All in all right now things are good. Yesterday was a really long day, and I ma just glad to be home. I have to go in next week for a follow up, date and time to be sorted out this morning sometime. He will remove the staples then, and we will see what the next stage brings. Right now I am relaxed and pain free, although I do have oxycodone in case I need it.
I just can’t say how good it feels after all this, to be considered cancer free.
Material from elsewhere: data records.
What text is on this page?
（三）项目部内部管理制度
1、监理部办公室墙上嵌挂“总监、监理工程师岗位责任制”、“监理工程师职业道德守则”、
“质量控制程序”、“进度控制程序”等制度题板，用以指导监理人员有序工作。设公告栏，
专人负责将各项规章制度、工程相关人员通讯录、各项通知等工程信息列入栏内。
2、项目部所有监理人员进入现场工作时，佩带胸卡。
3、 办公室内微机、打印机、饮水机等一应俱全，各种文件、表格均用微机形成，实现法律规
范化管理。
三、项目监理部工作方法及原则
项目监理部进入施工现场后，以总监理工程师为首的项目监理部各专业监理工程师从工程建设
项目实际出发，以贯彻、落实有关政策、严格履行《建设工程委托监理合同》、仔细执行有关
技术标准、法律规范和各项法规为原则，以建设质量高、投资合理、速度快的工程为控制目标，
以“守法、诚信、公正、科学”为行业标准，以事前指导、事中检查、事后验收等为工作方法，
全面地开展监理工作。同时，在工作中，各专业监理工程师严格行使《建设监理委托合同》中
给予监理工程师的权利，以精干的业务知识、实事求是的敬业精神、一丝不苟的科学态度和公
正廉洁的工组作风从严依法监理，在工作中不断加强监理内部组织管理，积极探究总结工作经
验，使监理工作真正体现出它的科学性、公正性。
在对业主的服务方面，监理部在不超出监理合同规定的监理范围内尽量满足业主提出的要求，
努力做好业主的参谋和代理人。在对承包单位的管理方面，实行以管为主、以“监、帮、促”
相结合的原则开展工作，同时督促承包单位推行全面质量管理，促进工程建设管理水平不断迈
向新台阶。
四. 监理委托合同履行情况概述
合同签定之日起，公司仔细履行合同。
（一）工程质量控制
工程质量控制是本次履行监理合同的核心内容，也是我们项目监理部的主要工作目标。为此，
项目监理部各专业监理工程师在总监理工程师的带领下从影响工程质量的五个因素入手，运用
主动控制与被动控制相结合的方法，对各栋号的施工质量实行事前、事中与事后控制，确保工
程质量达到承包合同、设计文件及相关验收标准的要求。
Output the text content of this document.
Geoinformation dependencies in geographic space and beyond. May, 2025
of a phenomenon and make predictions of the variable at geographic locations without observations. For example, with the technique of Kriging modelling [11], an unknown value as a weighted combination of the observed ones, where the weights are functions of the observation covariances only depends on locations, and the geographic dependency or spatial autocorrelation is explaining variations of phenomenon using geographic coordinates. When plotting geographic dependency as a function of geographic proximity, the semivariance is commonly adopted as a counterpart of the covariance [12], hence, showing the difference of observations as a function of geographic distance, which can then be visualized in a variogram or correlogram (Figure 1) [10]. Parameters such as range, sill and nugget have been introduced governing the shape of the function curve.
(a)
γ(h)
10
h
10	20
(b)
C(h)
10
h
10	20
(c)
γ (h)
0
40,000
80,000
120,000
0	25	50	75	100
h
This current battle is almost done, and there is no doubt I am winning this one.
Have an awesome Tuesday to anyone who reads this 🙂
This is day 2 after the surgery. 48 hours ago I was just getting ready to go in. Things have been progressing along, with yesterday alone huge strides made. They pulled my catheter yesterday, so I can now pee like a normal person. I have started to pass gas, which is the first sign the bowels are beginning to work again. According to the surgeon, I need to be up and walking 3-4 times a day, so I am doing that. Not far walks mind you, but something. He says people that walk heal faster after this type of surgery, and I am game for anything that speeds up the healing.